И вот однажды, отправив Гаврилу с лошадью за город, г. Будников подошел к флигельку, где попрежнему жила Елена.
— Елена! Вы бы пришли ко мне. Убрать кое-что надо…
Несколько дней перед этим он был особенно задумчив и торжествен, а теперь оделся попараднее, подошел к флигелю и вошел в комнату Елены, не стесняясь любопытными взглядами.
Никто тогда не знал, что происходило в ее комнате, но через полчаса г. Будников вышел оттуда прямой, чопорный и как будто растерянный. И все стали говорить, что г-н Будников делал Елене форменное предложение и — Елена отвергла…

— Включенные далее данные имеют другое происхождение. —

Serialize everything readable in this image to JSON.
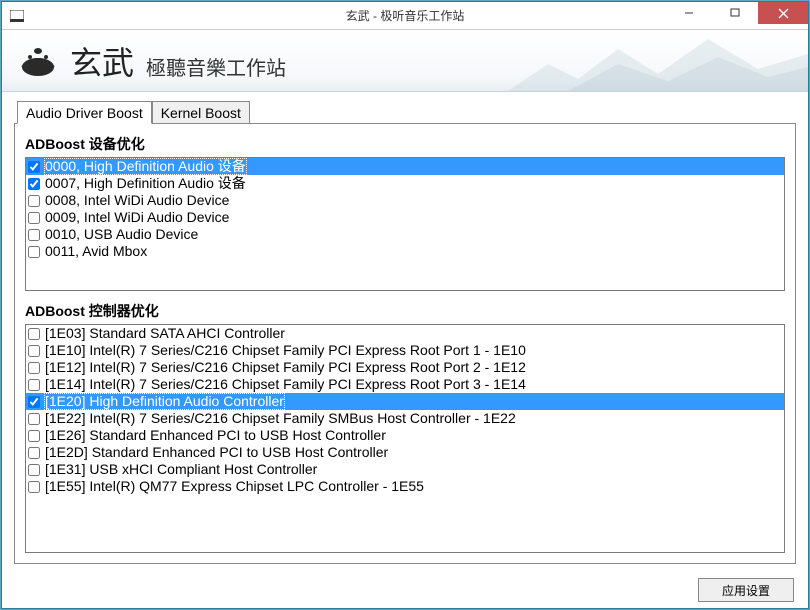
{
  "window": {
    "title": "玄武 - 极听音乐工作站"
  },
  "banner": {
    "name": "玄武",
    "subtitle": "極聽音樂工作站"
  },
  "tabs": [
    {
      "label": "Audio Driver Boost",
      "active": true
    },
    {
      "label": "Kernel Boost",
      "active": false
    }
  ],
  "sections": {
    "devices": {
      "label": "ADBoost 设备优化",
      "items": [
        {
          "checked": true,
          "selected": true,
          "text": "0000, High Definition Audio 设备"
        },
        {
          "checked": true,
          "selected": false,
          "text": "0007, High Definition Audio 设备"
        },
        {
          "checked": false,
          "selected": false,
          "text": "0008, Intel WiDi Audio Device"
        },
        {
          "checked": false,
          "selected": false,
          "text": "0009, Intel WiDi Audio Device"
        },
        {
          "checked": false,
          "selected": false,
          "text": "0010, USB Audio Device"
        },
        {
          "checked": false,
          "selected": false,
          "text": "0011, Avid Mbox"
        }
      ]
    },
    "controllers": {
      "label": "ADBoost 控制器优化",
      "items": [
        {
          "checked": false,
          "selected": false,
          "text": "[1E03] Standard SATA AHCI Controller"
        },
        {
          "checked": false,
          "selected": false,
          "text": "[1E10] Intel(R) 7 Series/C216 Chipset Family PCI Express Root Port 1 - 1E10"
        },
        {
          "checked": false,
          "selected": false,
          "text": "[1E12] Intel(R) 7 Series/C216 Chipset Family PCI Express Root Port 2 - 1E12"
        },
        {
          "checked": false,
          "selected": false,
          "text": "[1E14] Intel(R) 7 Series/C216 Chipset Family PCI Express Root Port 3 - 1E14"
        },
        {
          "checked": true,
          "selected": true,
          "text": "[1E20] High Definition Audio Controller"
        },
        {
          "checked": false,
          "selected": false,
          "text": "[1E22] Intel(R) 7 Series/C216 Chipset Family SMBus Host Controller - 1E22"
        },
        {
          "checked": false,
          "selected": false,
          "text": "[1E26] Standard Enhanced PCI to USB Host Controller"
        },
        {
          "checked": false,
          "selected": false,
          "text": "[1E2D] Standard Enhanced PCI to USB Host Controller"
        },
        {
          "checked": false,
          "selected": false,
          "text": "[1E31] USB xHCI Compliant Host Controller"
        },
        {
          "checked": false,
          "selected": false,
          "text": "[1E55] Intel(R) QM77 Express Chipset LPC Controller - 1E55"
        }
      ]
    }
  },
  "footer": {
    "apply_label": "应用设置"
  }
}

После этого он уехал в Петербург, где у него была тяжба в сенате. Он ее проиграл, и когда вернулся, то Гаврило и Елена были уже обвенчаны…
V
Впечатление все это произвело на него сильное, как будто совершился некоторый душевный переворот. Особенно поразило его одно на вид незначительное обстоятельство. Прежде каждую весну в палисадничке у окон г-на Будникова цвели цветы. Это было у них с Еленой, общее и составляло признанную статью расхода: семена, лейка, кузнецу за ремонт лопаты… С ранней весны Елена возится, бывало, в этом цветнике, радостная и оживленная, и г-н Будников тоже радостный принимал в этом участие. Теперь флигелек опустел, цветник заглох, окна г-на Будникова как будто ослепли… А у другого флигелька, где жил теперь Гаврило с женой, все зацвело и распустилось. Точно символ. Когда г-н Будников вернулся с вокзала и кинул взгляд на этот неожиданный контраст,— лицо его передернулось, и на некоторое время он потерял свой обычный величавый вид. И мне вдруг стало его жалко. Я вышел и пригласил его к себе. Он долго сидел у меня, рассказывая свои столичные впечатления,— фразисто, пространно и неискренно. И все время чувствовалось, что в душе г-на Будникова происходит что-то далекое от столичных впечатлений.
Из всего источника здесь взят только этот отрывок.